Much has been said during the seminar about the purpose of missionary work: to teach repentance and baptize converts.
“But,” he asked, “converts to what?
“To Jesus Christ, our Savior and our Redeemer, to His doctrine, to His restored gospel, to His authority, and to His name.
“Conversion to the Lord Jesus Christ and His gospel should precede conversion to and membership in His Church.
“Teach that to your missionaries,” he counseled. “Teach them to seek conversion to Jesus Christ and His gospel.
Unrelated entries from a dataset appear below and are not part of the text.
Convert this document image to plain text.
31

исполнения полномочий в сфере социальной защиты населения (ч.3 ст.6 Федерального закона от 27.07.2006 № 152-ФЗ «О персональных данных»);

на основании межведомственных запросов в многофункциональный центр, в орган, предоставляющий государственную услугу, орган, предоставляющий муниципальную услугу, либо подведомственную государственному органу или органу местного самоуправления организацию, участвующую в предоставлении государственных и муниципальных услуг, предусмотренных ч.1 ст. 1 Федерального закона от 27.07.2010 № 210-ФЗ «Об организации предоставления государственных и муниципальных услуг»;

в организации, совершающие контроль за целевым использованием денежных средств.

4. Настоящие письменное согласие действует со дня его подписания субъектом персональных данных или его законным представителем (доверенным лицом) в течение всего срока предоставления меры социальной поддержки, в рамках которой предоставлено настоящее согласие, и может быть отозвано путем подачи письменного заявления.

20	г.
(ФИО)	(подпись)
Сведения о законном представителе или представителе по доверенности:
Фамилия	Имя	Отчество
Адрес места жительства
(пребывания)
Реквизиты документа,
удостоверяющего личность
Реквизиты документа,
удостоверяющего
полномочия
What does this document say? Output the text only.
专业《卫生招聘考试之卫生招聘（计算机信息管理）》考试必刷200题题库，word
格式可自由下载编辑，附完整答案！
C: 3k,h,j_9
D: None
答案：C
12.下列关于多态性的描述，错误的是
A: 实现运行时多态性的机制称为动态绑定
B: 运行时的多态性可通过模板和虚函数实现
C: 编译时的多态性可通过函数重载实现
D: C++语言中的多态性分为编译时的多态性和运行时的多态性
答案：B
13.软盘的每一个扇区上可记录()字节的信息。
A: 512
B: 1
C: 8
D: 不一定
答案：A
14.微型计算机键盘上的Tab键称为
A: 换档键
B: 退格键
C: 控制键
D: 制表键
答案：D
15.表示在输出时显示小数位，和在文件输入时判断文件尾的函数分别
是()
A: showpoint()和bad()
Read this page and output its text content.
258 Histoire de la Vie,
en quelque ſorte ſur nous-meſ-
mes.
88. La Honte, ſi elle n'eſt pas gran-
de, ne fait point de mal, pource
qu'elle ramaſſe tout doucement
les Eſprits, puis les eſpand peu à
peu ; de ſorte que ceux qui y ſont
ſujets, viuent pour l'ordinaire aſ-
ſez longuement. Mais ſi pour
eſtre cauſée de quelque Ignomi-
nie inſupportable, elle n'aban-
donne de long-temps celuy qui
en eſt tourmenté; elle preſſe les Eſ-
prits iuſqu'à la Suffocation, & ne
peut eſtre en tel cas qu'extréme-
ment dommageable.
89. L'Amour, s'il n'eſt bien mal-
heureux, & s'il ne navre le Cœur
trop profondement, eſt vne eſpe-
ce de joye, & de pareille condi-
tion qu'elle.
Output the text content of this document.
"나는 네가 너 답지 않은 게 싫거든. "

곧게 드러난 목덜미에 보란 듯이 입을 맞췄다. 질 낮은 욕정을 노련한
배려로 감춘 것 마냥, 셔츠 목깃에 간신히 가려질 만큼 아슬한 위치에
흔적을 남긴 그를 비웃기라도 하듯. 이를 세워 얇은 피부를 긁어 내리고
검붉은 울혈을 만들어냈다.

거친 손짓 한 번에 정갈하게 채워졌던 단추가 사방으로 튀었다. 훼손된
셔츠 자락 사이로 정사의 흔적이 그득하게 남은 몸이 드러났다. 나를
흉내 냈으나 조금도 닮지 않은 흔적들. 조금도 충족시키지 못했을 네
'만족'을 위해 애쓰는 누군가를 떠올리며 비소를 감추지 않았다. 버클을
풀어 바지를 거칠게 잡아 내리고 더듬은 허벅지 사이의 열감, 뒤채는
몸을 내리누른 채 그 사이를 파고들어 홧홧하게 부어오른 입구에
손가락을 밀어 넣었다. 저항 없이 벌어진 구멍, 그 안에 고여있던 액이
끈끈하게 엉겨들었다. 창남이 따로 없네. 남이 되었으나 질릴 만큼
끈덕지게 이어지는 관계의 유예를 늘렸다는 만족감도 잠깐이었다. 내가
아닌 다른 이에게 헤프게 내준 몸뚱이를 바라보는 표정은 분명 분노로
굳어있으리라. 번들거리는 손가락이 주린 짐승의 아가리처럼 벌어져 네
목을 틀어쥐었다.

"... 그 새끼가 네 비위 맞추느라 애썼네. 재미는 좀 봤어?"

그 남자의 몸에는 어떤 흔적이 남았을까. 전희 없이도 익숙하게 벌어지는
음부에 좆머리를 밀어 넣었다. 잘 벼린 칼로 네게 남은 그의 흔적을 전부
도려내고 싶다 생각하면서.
Conversion to membership in His Church will follow, and if it does not, we will still have blessed their lives.”
Relationship with leadership
Elder Oaks emphasized President Thomas S. Monson’s charge for members and missionaries to come together, adding, “The first and essential step in working with members is a close and cooperative relationship with stake presidents and district presidents. You and your missionaries should cultivate that relationship.”
It is essential that members and missionaries pray for help in the work. It is their shared duty to find people to teach.
Much of the administration of a mission can be delegated, he said. But the mission president’s most effective use of his time is to spend it working with individual missionaries or small groups of missionaries to help them be better servants of the Lord.
“And how he teaches them to use their time can magnify missionary work immeasurably.”
Elder Oaks said missionaries need to understand how special it is to be “set apart” for their calling. They are set apart as servants of the Lord. They should never take their “setting apart” for granted. Their calling truly sets them apart from the rest of the world.
Apostles attend the 2017 Seminar for New Mission Presidents held Saturday, June 24, through Wednesday, June 28, at the Provo Missionary Training Center.
Elder Dallin H. Oaks (second from the left) and other members of the Quorum of the Twelve Apostles and First Presidency attend a meeting for the 2017 Seminar for New Mission Presidents June 25 at the missionary training center in Provo, Utah.
Missionaries at the Provo MTC greet new mission presidents and their wives during the 2017 Seminar for New Mission Presidents held Saturday, June 24, through Wednesday, June 28.
Mission presidents and their wives are escorted around the Provo MTC campus by young missionaries during the 2017 Seminar for New Mission Presidents held Saturday, June 24, through Wednesday, June 28.
Mission presidents and their wives walk on the Provo MTC campus during the 2017 Seminar for New Mission Presidents held Saturday, June 24, through Wednesday, June 28.
New mission presidents and their wives converse between sessions of the 2017 Seminar for New Mission Presidents held Saturday, June 24, through Wednesday, June 28, at the Provo MTC.